The Marchioness turned her bored eyes on Zoot. “I wonder if we'll see the creature at dinner.”

“I hope not, dearest,” said Kotani. “It created quite a sensation in the Casino a few hours ago. Its lordship was quite noisy and, I am given to understand, it stank.”

“The Drawmii have a very distinctive odor, or so I’m told,” Zoot said. “I gather it takes getting used to.”

“Media alert,” Kotani said, seeing a pointed cap surrounded by floating silver balls. “I’ve been through it already; I beg your leave. Dearest,” offering his arm.

“Milord.”

Kyoko Asperson had changed for dinner: she wore baggy yellow trousers, a white shirt, a scarlet jacket, soft boots with gold tassels. If she weren’t so short she could have been used as a beacon.

“Zoot. Mr. Fu George.” Zoot, who like all Khosali had a very rigid spine, had to bend an uncomfortable distance to sniff her ears.

“I reckoned you would be wearing your jacket.”

Zoot's diaphragm pounded in annoyance. How often was he going to have to go through this? “Madam,” he said, “surely not for dinner.”

“Meals, in some restaurants,” said Fu George, “may be considered unexplored territory. In that case, Zoot's jacket would be perfectly appropriate.”

Media globes rotated, pointed in Fu George’s direction. “I wonder,” Kyoko said, “if you were surprised to hear that Drake Maijstral would be here?”

Geoff Fu George smiled. “I don’t believe I’ve given it much thought.”

“You're both in the first rank of your profession.”

Fu George’s head tipped; his eyes sparkled. The message was clear, though unvoiced:
If you say so.

“Do you anticipate a duel between the two of you?”

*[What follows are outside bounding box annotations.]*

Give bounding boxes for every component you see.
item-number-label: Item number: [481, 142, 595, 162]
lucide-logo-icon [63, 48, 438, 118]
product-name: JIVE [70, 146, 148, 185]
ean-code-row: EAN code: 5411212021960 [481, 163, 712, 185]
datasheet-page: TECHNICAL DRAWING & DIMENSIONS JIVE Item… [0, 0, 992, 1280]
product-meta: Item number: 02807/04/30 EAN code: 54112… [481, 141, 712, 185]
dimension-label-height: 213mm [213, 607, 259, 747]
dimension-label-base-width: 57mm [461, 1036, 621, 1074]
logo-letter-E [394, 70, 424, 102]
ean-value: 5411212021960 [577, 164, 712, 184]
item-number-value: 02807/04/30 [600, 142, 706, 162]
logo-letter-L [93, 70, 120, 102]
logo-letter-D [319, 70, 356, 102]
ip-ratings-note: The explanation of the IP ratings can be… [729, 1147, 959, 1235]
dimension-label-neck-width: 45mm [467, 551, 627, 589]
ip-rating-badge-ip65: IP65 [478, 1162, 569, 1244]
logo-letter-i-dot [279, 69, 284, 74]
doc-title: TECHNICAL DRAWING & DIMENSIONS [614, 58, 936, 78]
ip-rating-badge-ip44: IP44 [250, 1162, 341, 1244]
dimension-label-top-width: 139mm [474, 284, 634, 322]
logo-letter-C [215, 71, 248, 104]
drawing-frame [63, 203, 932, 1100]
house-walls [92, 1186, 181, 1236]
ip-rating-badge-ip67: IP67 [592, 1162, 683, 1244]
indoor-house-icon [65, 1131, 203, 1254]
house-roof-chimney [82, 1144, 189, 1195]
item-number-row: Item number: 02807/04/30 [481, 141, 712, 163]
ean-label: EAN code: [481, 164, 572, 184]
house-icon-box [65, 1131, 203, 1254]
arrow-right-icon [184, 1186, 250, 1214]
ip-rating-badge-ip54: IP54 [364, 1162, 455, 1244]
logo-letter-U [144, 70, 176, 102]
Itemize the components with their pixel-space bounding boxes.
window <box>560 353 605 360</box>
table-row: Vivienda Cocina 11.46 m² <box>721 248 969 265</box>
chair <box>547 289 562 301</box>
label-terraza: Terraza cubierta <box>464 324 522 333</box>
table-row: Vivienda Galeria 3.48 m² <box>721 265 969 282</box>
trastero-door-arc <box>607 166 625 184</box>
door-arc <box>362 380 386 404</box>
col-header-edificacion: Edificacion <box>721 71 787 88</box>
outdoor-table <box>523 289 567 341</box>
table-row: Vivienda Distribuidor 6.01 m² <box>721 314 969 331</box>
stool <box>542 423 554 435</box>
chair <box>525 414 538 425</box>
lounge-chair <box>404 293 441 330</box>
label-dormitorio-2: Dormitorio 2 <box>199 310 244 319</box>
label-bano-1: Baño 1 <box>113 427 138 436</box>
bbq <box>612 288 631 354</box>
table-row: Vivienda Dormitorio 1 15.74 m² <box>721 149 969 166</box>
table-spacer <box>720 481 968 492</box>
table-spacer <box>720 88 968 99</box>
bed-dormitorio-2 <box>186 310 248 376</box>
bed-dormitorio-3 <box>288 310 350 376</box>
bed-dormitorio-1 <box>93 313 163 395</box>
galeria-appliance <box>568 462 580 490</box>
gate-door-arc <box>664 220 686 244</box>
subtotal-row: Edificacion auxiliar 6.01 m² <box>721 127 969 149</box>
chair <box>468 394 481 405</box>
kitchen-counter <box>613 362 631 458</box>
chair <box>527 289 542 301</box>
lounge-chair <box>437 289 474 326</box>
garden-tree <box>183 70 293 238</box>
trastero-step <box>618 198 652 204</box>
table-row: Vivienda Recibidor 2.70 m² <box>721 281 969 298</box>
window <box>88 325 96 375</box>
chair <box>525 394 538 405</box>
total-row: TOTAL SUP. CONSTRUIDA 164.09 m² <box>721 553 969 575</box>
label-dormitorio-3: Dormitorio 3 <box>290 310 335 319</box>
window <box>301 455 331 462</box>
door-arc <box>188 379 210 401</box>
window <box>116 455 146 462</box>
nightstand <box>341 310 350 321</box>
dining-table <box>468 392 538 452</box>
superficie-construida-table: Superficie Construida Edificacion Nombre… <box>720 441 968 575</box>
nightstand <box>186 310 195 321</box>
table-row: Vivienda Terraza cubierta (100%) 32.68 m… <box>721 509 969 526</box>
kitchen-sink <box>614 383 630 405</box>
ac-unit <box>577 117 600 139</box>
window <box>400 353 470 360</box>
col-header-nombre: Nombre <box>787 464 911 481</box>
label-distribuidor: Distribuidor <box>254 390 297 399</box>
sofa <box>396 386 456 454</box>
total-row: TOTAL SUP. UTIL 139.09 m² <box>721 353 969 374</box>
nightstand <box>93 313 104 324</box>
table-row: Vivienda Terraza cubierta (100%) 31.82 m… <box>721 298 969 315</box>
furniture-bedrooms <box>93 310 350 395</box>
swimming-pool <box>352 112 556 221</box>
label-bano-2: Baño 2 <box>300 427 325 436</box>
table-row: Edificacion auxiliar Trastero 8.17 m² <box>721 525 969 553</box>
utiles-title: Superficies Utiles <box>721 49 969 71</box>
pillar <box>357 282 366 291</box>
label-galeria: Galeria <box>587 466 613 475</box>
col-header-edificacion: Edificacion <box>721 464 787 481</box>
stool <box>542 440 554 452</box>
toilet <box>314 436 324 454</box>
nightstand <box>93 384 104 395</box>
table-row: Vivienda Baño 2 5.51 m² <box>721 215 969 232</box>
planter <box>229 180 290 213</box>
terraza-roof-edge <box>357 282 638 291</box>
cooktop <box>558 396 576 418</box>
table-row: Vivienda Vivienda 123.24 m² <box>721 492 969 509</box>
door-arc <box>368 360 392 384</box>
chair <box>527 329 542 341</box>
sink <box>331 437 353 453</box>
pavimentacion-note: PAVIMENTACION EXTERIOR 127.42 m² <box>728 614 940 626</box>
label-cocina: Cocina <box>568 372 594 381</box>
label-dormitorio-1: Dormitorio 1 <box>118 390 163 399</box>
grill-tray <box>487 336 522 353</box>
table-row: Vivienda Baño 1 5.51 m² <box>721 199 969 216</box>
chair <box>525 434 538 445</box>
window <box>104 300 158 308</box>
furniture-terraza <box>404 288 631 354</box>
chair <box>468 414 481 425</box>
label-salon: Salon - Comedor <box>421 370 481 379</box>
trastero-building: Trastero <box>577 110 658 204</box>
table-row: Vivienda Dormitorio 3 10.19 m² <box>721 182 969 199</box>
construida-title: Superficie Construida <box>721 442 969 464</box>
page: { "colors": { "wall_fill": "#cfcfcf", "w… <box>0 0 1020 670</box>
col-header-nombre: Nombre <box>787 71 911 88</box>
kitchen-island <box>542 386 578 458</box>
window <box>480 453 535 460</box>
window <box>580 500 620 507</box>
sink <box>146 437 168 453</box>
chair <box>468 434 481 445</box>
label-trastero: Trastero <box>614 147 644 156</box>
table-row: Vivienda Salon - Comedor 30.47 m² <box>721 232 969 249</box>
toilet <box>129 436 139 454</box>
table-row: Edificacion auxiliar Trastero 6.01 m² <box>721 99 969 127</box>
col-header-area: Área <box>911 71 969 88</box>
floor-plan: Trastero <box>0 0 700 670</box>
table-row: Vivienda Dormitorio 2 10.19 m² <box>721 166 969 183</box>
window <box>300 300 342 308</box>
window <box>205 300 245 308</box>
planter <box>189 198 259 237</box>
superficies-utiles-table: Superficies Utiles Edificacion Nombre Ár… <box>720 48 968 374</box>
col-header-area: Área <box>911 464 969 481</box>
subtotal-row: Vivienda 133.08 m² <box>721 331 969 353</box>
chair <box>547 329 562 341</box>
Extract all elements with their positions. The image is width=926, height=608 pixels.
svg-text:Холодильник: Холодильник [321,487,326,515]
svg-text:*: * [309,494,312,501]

A laugh. “We are speaking of a metaphorical duel, I take it?”

“Whatever kind of duel you like.”

The famous Fu George smile became a little forced. “I am here only for the view, and to see my friends. What Maijstral’s plans may be, I cannot say.”

“So you concede any contest to Maijstral.”

The smile was back, and genuine. “My dear Miss As-person,” he said, “I concede nothing at all.” He sniffed her. “Your servant.”

Reasonably pleased with himself, Fu George moved away. A man in a green coat approached him. The man had a hand over one eye, and was blinking furiously with the other.